2. Run the watermark attack scripts in the attacks/ directory.

   • cp_attack.py

     • This script performs a specific type of copy-paste attack. It includes methods to automate the attack process and measure the robustness of the watermarking.

   • deletion.py

     • This script simulates deletion attacks where parts of the watermarked text are removed. It assesses how well the watermarking method can withstand and recover from such attacks.

   • homoglyphs_attack.py

     • This script simulates homoglyph attacks, where visually similar characters are substituted in the watermarked text. It evaluates the robustness of the watermarking method against these subtle alterations.

   • substitution_attack.py

     • This script simulates substitution attacks, where certain characters or words in the watermarked text are replaced. It evaluates the robustness of the watermarking method to such modifications.
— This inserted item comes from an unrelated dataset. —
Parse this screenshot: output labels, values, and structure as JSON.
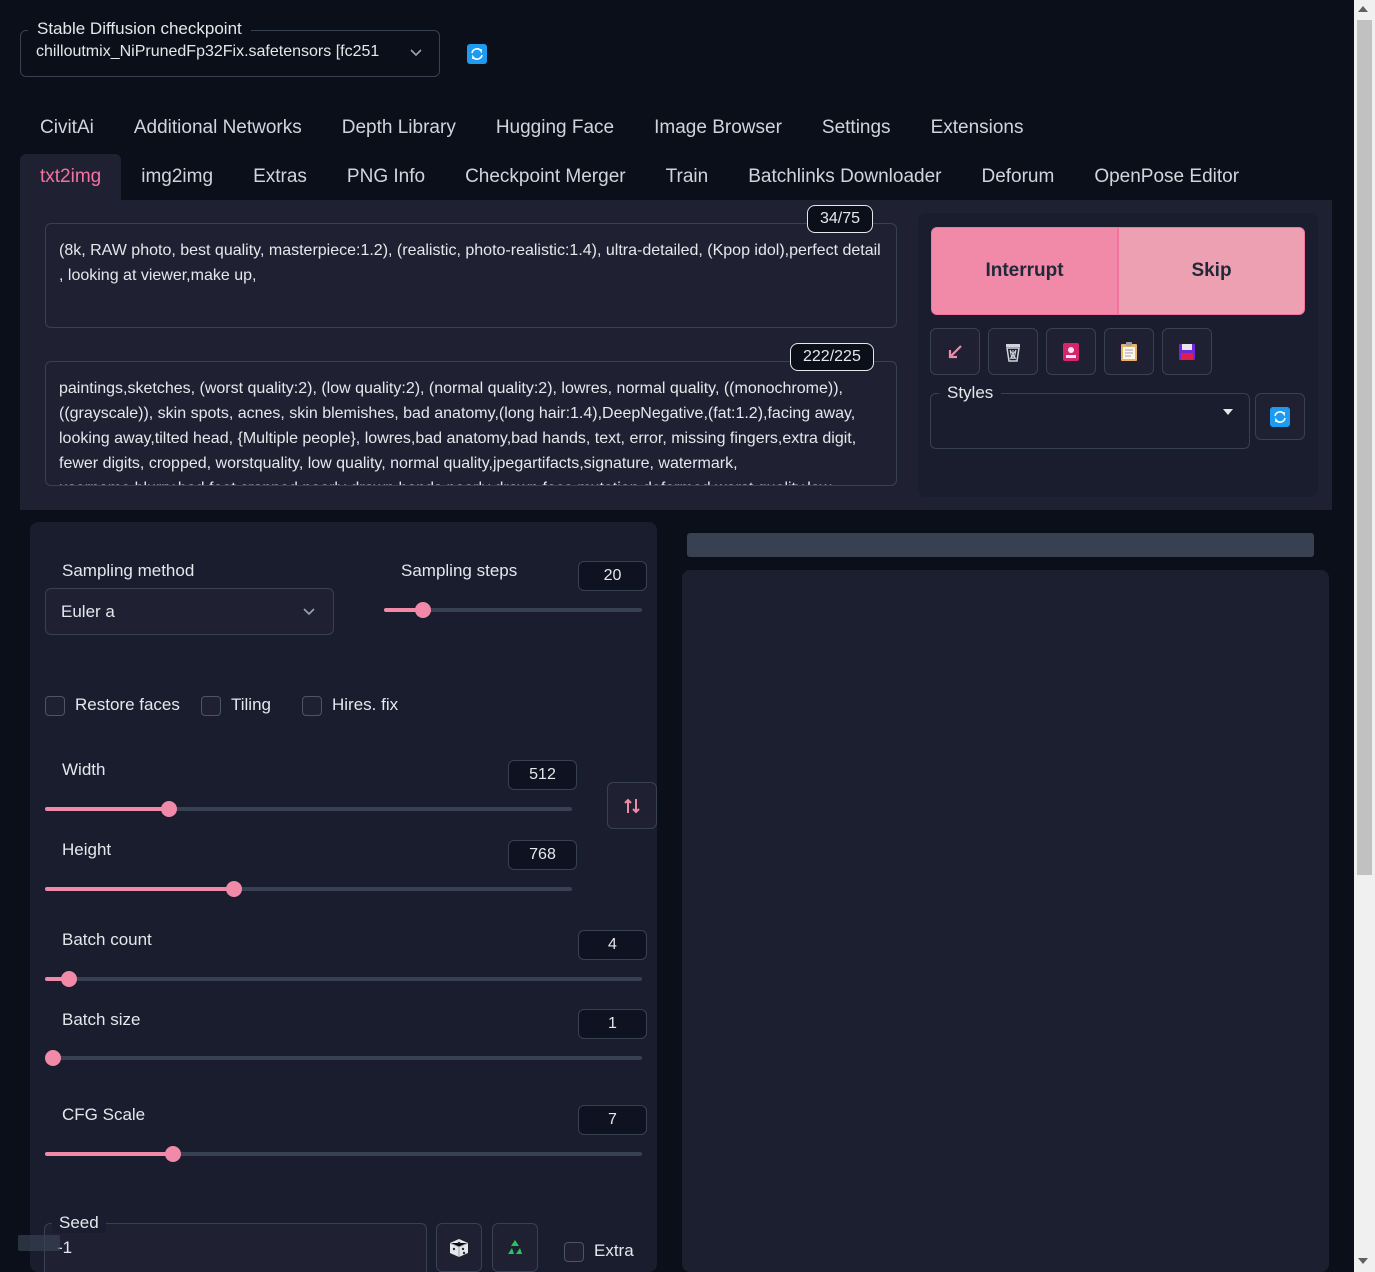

3. Run the evaluation scripts to evaluate the watermarking performance in the evaluation/pipelines/ directory.

   • multi_voting_analysis.py

     • This script performs analysis using multi-voting techniques. It evaluates the effectiveness of watermarking methods based on aggregated voting results from multiple sources.

   • quality_analysis.py

     • This script assesses the quality of the watermarked texts. It includes metrics and evaluations to determine the perceptual quality and integrity of the watermarked content.

   • speed_analysis.py

     • This script analyzes the speed performance of the watermarking methods. It measures the time taken for watermark embedding and detection processes under different conditions.

   • success_rate_analysis.py

     • This script evaluates the success rate of watermark extraction. It includes procedures to calculate and analyze the success rates under various scenarios and attack conditions.

Contributing

We welcome contributions to the project. Please follow the guidelines in CONTRIBUTING.md for submitting issues and pull requests.

License

This project is licensed under the LICENSE_NAME. Please refer to the license file for more information.

Citation

If you use this toolkit in your research, please cite our paper:

@misc{jiang2024credidcrediblemultibitwatermark,
      title={CredID: Credible Multi-Bit Watermark for Large Language Models Identification}, 
      author={Haoyu Jiang and Xuhong Wang and Ping Yi and Shanzhe Lei and Yilun Lin},
      year={2024},
      eprint={2412.03107},
      archivePrefix={arXiv},
      primaryClass={cs.AI},
      url={https://arxiv.org/abs/2412.03107}, 
}

Acknowledgements

We would like to acknowledge the contributions of the LLM research community and the developers of the open-source models used in our experiments. This repository contains code for the paper Towards Codable Watermarking for Large Language Models by Lean Wang, Wenkai Yang, Deli Chen, Hao Zhou, Yankai Lin, Fandong Meng, Jie Zhou and Xu Sun, and the paper MarkLLM: An Open-source toolkit for LLM Watermarking by Leyi Pan, Aiwei Liu, Zhiwei He, Zitian Gao, Xuandong Zhao, Yijian Lu, Binglin Zhou, Shuliang Liu, Xuming Hu, Lijie Wen, Irwin King and Philip S. Yu.